Ancrée au plus profond de nous-mêmes, la tradition d’honorer les morts à la Toussaint, fête religieuse catholique, se perpétue par delà les générations. Une pensée pour les disparus, le fleurissement des monuments funéraires, permettent tout simplement de ne pas oublier la vie des hommes qui nous ont marqués dans notre chair ou dans notre esprit. Ce sont les témoins du temps passé pas si loin que ça, d’un autre monde que celui qui a cours aujourd’hui, disparu, évoqué ou alors plus proche de nous dans les banlieues de nos souvenirs.
S’entrechoquent les moments tragiques, les évènements heureux, les haines, les rengaines, les amours, les passions, les amitiés déçues ou pas, les bonheurs éphémères s’en faut, dans ce jardin que chacun cultive en soi, enfoui sous le sceau de fragiles secrets que l’on dévoilent avec circonspection, au compte goutte, à l’évidence, pour en transmettre des bribes, des paroles, des attitudes, des gestes, des actes, des abstentions.
C’est aussi l’époque du chrysanthème, ces fleurs originaires du Japon, qui a servi de modèle au peintre Monet et qui se décline sur les tombes en 400 variétés distinctes, petites ou grandes fleurs aux coloris chatoyants, la fleur du cimetière par excellence. Cet art floral a donné le festival du chrysanthème de Lahr, ville badoise allemande, où se rendent des milliers de visiteurs, allemands, suisses, autrichiens, alsaciens, qui déambulent dans un océan de couleurs pour se noyer dans la magie de la chrysanthèma.

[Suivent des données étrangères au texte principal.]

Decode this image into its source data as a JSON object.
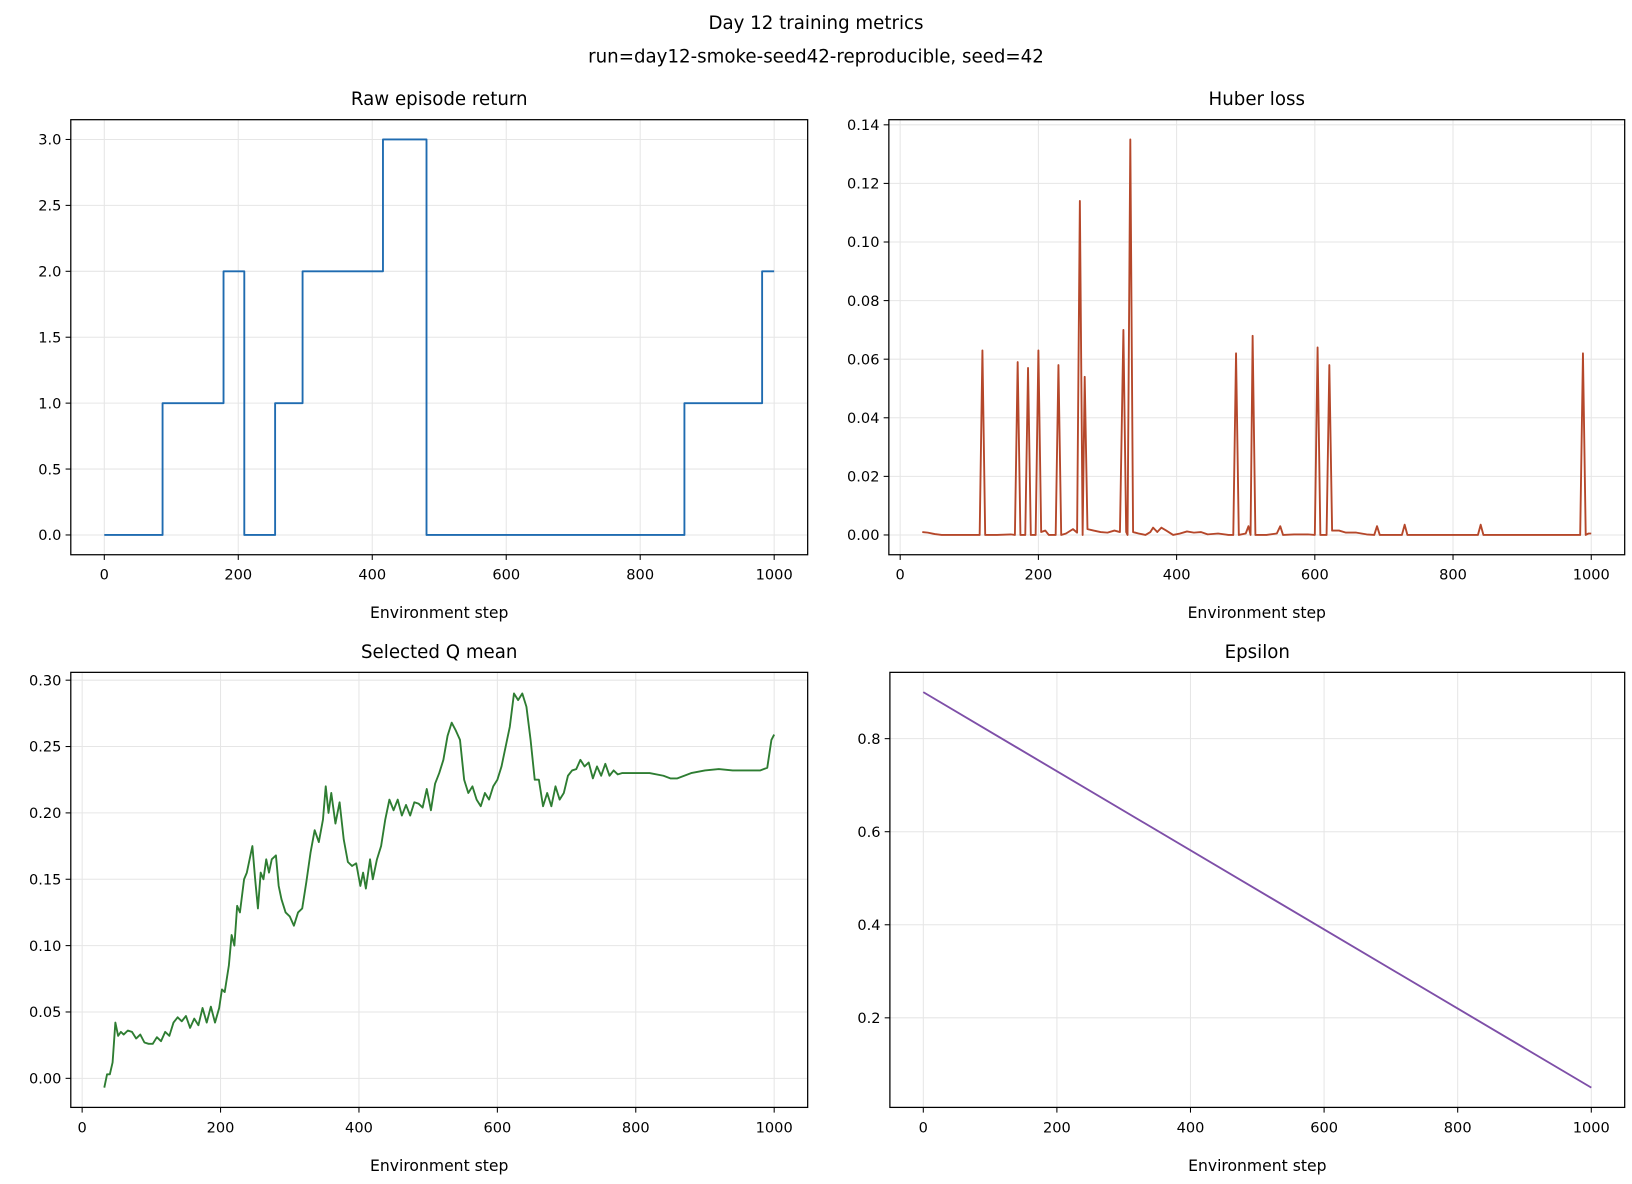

Des lumières blafardes tombaient des réverbèrent sur la place de la Liberté. (Rien que l'évocation du mot liberté donne des frissons dans les méninges, tant ce concept a été égratigné depuis l'avènement de qui on sait et tant elle pousse à la resistance aux opprésseurs de toute sorte).
L'ombre que projetait ma silhouette à leur passage se dessinait sur les pavés tel un fantôme qui s'étirait ou rétrécissait au gré des déplacements.
Ce jeu de reflets sombres virant au noir dès que je m'écartais de la lumière, s'apparentait à un rayon de soleil dans la maussaderie du temps.
Les lieux avaient gardé le charme tremblé de l'époque. Et plus que jamais, je fus en attente du retour des disparus en les imaginant comme ils vivaient, pourtant pas de manière distincte de nous: la même nuit noire, des étoiles invariées, occultées par des nuages monstrueux qui plombaient l'horizon et l'air frais d'ouest qui fusait dans la végétation alentours et qui me griffait le visage.
Le vieux cimetière charriait des images lugubres entre les murs qui l'encerclaient de pesantes pierres sur lesquels nous courrions gamins à la recherche de l'insouciance ou d'on ne savait quoi. L'important alors était la vision d'espaces que nos imaginations fabriquaient tout le temps pour échapper à la monotonie des jours se répétant l'un apès l'autre.
La nuit tient à ceci qu' elle propage malgré elle un sentiment de force et de globalité qui renforce la capacité de perception. Elle instille la fragilité de l'être qui reste aux aguets de sa propre survie et les sens sont alors ouverts pour l'écoute de soi, profond, très profond.